Mamá ve televisión mientras lavo los platos de la comida. Esa es mi terapia. Ver los sobrados de lentejas y arroz irse por el sifón me llena de paz. No sé por qué. Tal vez me gusta ver que lo que ya no sirve tenga el destino que merece. Tal vez por eso también me gusta sacar la basura justo en el momento que pasa el camión. Siento cosquillas al ver a esos hombres vestidos de verde agarrando cada bolsa y lanzándola con fuerza hacia la trituradora. Me encanta el ruido que hace. Parece un gran monstruo que me salva de lo inservible. Los veo desaparecer al final de la calle, corriendo tras el camión. Qué galanes.
Qué pensaría mamá si supiera que esos hombres de verde, los que se deshacen de lo que yo ya no quiero, que cada noche libran batallas contra ratas rabiosas que no quieren que les roben sus tesoros, son los que me desvelan. Seguramente movería la cabeza de lado a lado y torcería la boca con desaprobación como siempre. O quién sabe, tal vez se pondría feliz de que por fin un hombre se fijara en mí. Diría “ no es un diplomático, pero por lo menos tiene un trabajo honesto” y por primera vez, se sentiría orgullosa de mí. Nos haría su famoso café en agua de panela y tomaríamos onces en el comedor. Ella le contaría mis travesuras de pequeña y todos reiríamos al mismo tiempo.
A veces quisiera dejar de pensar tanto en el amor. Resignarme. Pero no puedo. Me la paso pensando en por qué nunca he podido sentirlo como en las películas basadas en libros de Jane Austen. A veces pienso que enamorarse debe ser como saltar al vacío. Al principio se deben sentir unas cosquillas placenteras en el estómago. Como en la bajada de una montaña rusa. Debe ser emocionante y aunque a veces den ganas de vomitar uno no debe querer que se acabe. Lo malo es que uno nunca sabe si va a seguir cayendo o si se va a estrellar contra una superficie rocosa, rompiéndose huesos y órganos sin discriminación, dejando inválido el corazón, que de ahí en adelante no solo latiría más despacio, sino menos veces.

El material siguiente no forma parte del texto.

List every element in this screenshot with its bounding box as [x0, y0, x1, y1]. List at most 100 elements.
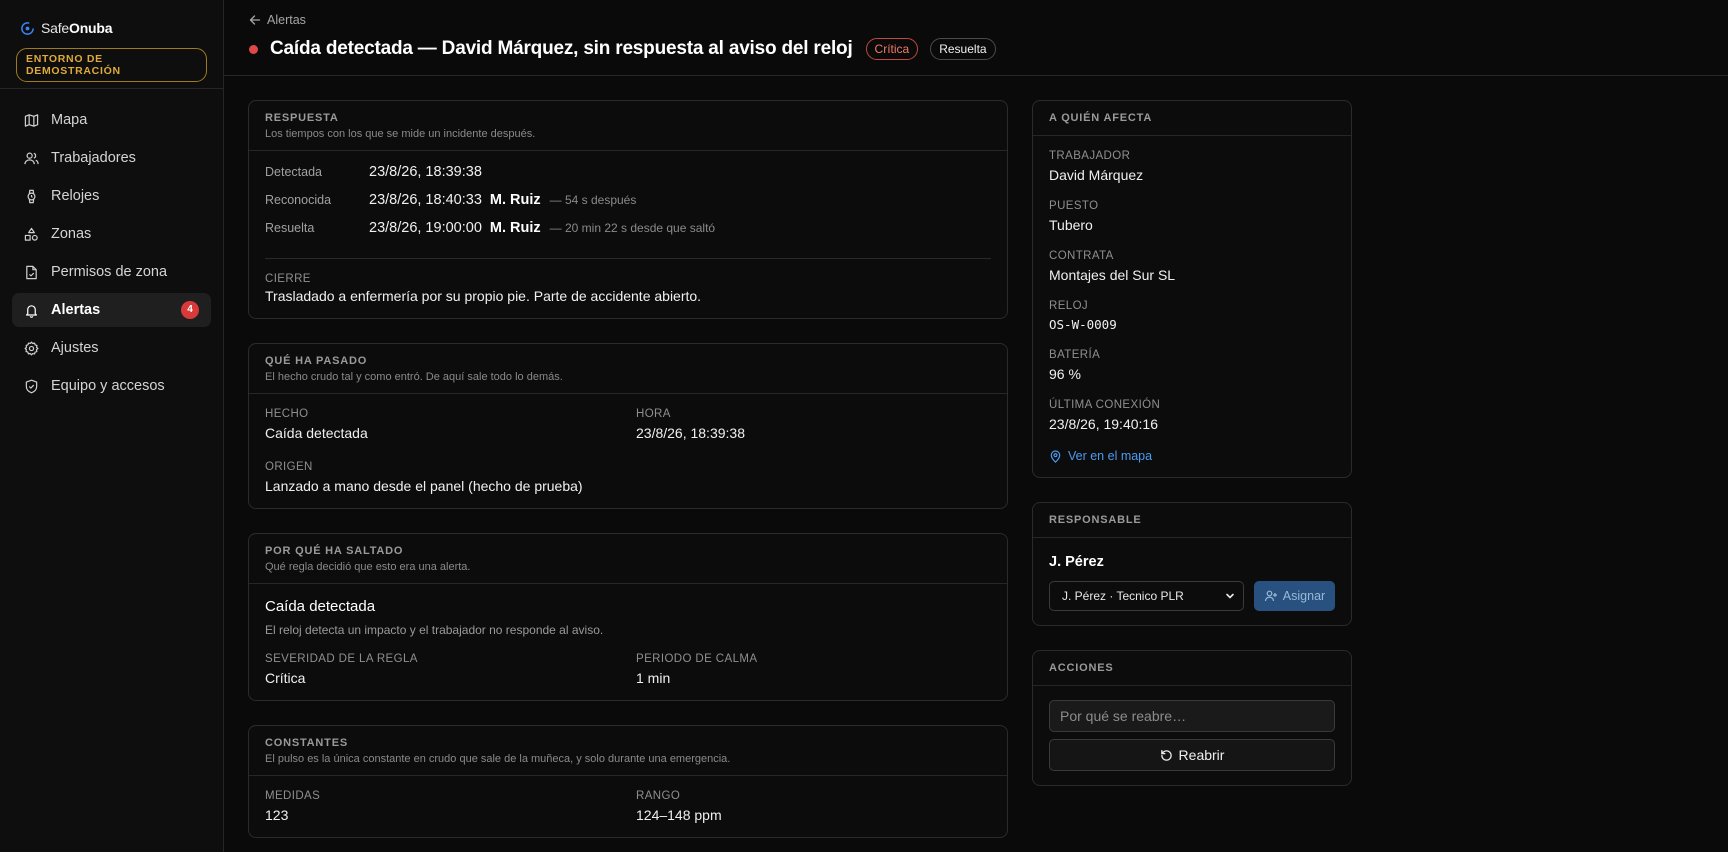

Entonces me pregunto si el amor es una capacidad genética, heredada desde tiempos inmemoriales, de ancestros que en mi caso, debieron ser más capaces de follar que de amar. O si tal vez es una habilidad aprendida, que uno entrena leyendo poemas de Neruda y Benedetti. Yo siempre fui demasiado cínica como para encontrarle encanto a la rima. O será que es algo que le pasa al alma antes de entrar al cuerpo. Me las imagino a todas en ese lugar donde se crean las almas, haciendo fila al borde de un planchón. Las que se lanzan son las que en carne y hueso saltarán de la misma manera al amor. Si es así, entonces mi alma debió haber escogido bajar por ascensor y ahora que está en mi cuerpo no es capaz de amar como en las películas. Por ser alma práctica. O tal vez perezosa. Más bien cobarde diría yo. Eso significaría que yo misma soy la culpable de estar sola. Creo que prefiero pensar que simplemente soy diferente y que los hombres de esta ciudad, si no del mundo entero, son demasiado normales. Es tarde, mejor me duermo. Mañana tengo que achicar la falda de doña Teresita. Si sigue adelgazándose así se va a morir. ¿Será que tiene cáncer?